The exceptional biodiversity of marine fauna raises the possibility of finding alien species that cannot easily be identified through morphological analysis, especially if they are sold as fillets or slices [15] . Our results indicated that each of the species examined showed a unique and clearly distinguishable sequence. This finding also demonstrates that DNA barcoding is feasible and that the Cytb mitochondrial sequence can be successfully used to identify commonly marketed processed seafood products. Indeed, two standard Cytb sequence barcode regions, around 577 bp and 376 bp, are relatively well conserved within a given species at the same time, however, they show sufficient variation to allow differentiation between species [16] . The correct and reliable identification of species is of particular importance in processed foodstuffs, since processing often obliterates or alters morphological characteristics [5] . In these cases, identification by means of conventional taxonomic features becomes very difficult or impossible. As reported in the literature [16] , long fragments are difficult to recover from heavily processed foodstuffs. Nevertheless, we were able to identify the species in all the processed food samples analyzed. Fish species processed by means of breading and cooking have been identified through molecular assays. None of these technological processes have proved to impair DNA quality and subsequent sequencing analysis. Application of the protocol described above enabled us to confirm that the great majority of the samples analyzed had been correctly labeled it also revealed a species substitution fraud in a sample sold as tuna in oil (reported in the first row in Table 1). This sample was labeled as Alalunga Tuna (Thunnus alalunga) instead of Red Tuna (Thunnus thynnus). This mislabeling was probably intended to mask the use of Thunnus thynnus caught illegally in contravention of the restrictions imposed by current Italian legislation [17] .
5. Conclusions
In agreement with our previous research, this study confirmed that molecular methods involving DNA sequencing can be successfully used to increase the traceability of food products, particularly with regard to the trade and processing of seafood [18] . This valuation is in accordance with Resolution No. 2016/2532 (RSP) of the European Parliament concerning the traceability of fishery products.
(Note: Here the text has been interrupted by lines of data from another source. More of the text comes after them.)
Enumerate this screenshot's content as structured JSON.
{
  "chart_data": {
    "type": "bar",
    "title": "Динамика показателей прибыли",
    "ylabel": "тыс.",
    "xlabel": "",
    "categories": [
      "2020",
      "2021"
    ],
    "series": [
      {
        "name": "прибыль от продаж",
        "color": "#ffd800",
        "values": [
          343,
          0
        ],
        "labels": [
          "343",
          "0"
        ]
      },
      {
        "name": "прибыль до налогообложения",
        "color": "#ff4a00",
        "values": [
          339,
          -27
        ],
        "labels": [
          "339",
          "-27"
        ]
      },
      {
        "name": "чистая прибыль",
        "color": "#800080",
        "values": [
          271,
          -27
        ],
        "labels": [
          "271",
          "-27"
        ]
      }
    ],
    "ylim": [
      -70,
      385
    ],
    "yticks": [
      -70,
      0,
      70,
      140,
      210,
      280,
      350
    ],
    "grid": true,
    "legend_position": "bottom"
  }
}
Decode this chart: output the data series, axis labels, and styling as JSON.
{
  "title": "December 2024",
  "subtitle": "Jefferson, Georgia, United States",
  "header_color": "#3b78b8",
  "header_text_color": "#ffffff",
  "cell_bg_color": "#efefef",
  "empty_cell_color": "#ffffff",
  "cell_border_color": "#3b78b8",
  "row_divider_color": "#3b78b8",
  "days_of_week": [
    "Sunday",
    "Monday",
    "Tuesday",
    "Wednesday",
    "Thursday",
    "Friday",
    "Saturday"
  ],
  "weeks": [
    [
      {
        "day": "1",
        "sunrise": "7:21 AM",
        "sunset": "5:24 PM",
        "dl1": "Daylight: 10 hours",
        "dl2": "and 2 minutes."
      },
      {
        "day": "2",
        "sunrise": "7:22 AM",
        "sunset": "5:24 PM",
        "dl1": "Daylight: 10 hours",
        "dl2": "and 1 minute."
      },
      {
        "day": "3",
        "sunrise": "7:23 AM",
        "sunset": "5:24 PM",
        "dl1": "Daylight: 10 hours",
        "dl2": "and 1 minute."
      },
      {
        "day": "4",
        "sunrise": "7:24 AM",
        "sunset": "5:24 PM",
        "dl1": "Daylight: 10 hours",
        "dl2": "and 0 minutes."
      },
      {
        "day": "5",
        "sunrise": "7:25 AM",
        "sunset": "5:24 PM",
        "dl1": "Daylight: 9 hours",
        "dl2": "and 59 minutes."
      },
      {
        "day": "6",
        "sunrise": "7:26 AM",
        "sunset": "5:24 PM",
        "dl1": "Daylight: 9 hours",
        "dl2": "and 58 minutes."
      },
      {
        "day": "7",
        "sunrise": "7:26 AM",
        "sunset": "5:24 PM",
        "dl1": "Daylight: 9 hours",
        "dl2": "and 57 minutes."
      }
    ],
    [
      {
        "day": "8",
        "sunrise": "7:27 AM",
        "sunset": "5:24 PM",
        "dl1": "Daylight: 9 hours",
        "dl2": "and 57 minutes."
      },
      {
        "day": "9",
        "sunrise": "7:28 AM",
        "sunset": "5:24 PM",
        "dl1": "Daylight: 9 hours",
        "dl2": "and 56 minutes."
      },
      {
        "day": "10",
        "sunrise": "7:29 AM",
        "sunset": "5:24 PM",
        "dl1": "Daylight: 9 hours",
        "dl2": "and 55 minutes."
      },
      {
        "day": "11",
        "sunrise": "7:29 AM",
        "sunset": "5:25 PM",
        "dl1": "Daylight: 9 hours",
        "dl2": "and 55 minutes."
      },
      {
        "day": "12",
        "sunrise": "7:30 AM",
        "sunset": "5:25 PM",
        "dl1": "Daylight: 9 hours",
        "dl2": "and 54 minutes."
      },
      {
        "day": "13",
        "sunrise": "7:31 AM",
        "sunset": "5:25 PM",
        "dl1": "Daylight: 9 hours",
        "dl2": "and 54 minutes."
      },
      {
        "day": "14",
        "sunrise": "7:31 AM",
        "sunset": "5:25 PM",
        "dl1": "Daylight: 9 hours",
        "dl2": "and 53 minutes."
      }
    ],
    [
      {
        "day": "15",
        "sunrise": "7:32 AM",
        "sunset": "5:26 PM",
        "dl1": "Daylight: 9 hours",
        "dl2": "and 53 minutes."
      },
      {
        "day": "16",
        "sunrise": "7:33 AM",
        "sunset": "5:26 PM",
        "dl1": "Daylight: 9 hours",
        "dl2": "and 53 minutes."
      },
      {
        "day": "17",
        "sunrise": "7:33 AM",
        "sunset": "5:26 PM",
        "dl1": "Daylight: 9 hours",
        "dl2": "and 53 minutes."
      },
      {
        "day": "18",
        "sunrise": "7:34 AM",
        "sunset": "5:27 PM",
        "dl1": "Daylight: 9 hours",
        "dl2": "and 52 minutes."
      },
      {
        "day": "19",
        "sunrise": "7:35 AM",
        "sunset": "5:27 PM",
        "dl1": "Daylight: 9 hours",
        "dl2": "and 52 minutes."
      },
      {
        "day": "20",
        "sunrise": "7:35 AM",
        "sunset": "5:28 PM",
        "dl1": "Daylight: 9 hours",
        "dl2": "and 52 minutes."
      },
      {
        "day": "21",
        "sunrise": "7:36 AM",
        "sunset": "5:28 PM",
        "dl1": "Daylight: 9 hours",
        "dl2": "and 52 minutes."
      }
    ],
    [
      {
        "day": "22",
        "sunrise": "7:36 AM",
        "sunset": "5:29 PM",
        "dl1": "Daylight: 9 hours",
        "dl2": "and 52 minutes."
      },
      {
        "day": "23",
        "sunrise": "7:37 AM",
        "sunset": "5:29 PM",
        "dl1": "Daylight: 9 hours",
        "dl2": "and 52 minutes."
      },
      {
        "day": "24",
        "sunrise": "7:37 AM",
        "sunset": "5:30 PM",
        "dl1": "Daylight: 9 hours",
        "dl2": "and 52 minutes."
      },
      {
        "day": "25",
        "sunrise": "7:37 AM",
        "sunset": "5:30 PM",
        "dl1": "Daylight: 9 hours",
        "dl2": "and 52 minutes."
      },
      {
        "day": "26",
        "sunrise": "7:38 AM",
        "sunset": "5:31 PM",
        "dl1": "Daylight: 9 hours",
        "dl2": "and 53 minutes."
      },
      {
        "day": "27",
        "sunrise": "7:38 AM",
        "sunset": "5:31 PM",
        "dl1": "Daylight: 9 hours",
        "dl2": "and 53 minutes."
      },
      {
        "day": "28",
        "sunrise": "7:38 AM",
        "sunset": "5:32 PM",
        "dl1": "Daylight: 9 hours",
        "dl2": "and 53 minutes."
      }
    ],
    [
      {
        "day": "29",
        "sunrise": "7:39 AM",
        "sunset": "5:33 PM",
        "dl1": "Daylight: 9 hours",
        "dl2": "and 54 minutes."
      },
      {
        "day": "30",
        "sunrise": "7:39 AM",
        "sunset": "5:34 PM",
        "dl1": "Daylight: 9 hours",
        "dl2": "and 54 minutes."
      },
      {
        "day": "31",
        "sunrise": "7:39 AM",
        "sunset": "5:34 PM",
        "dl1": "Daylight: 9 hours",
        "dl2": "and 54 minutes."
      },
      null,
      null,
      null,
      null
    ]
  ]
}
In conclusion, DNA sequencing is one of the most powerful tools for identifying fish species and promoting food safety and sustainable fisheries. Given that the consumption of ready-to-eat seafood products and take-away meals is constantly growing (http://www.ismea.it) [19] , this technique should be urgently applied. It is necessary to have an easy and accurate method for the rapid analysis of highly processed products, such as seafood that is canned or preserved in oil. Indeed, the fraud revealed by our study reflects the potential increase in commercial frauds involving seafood products.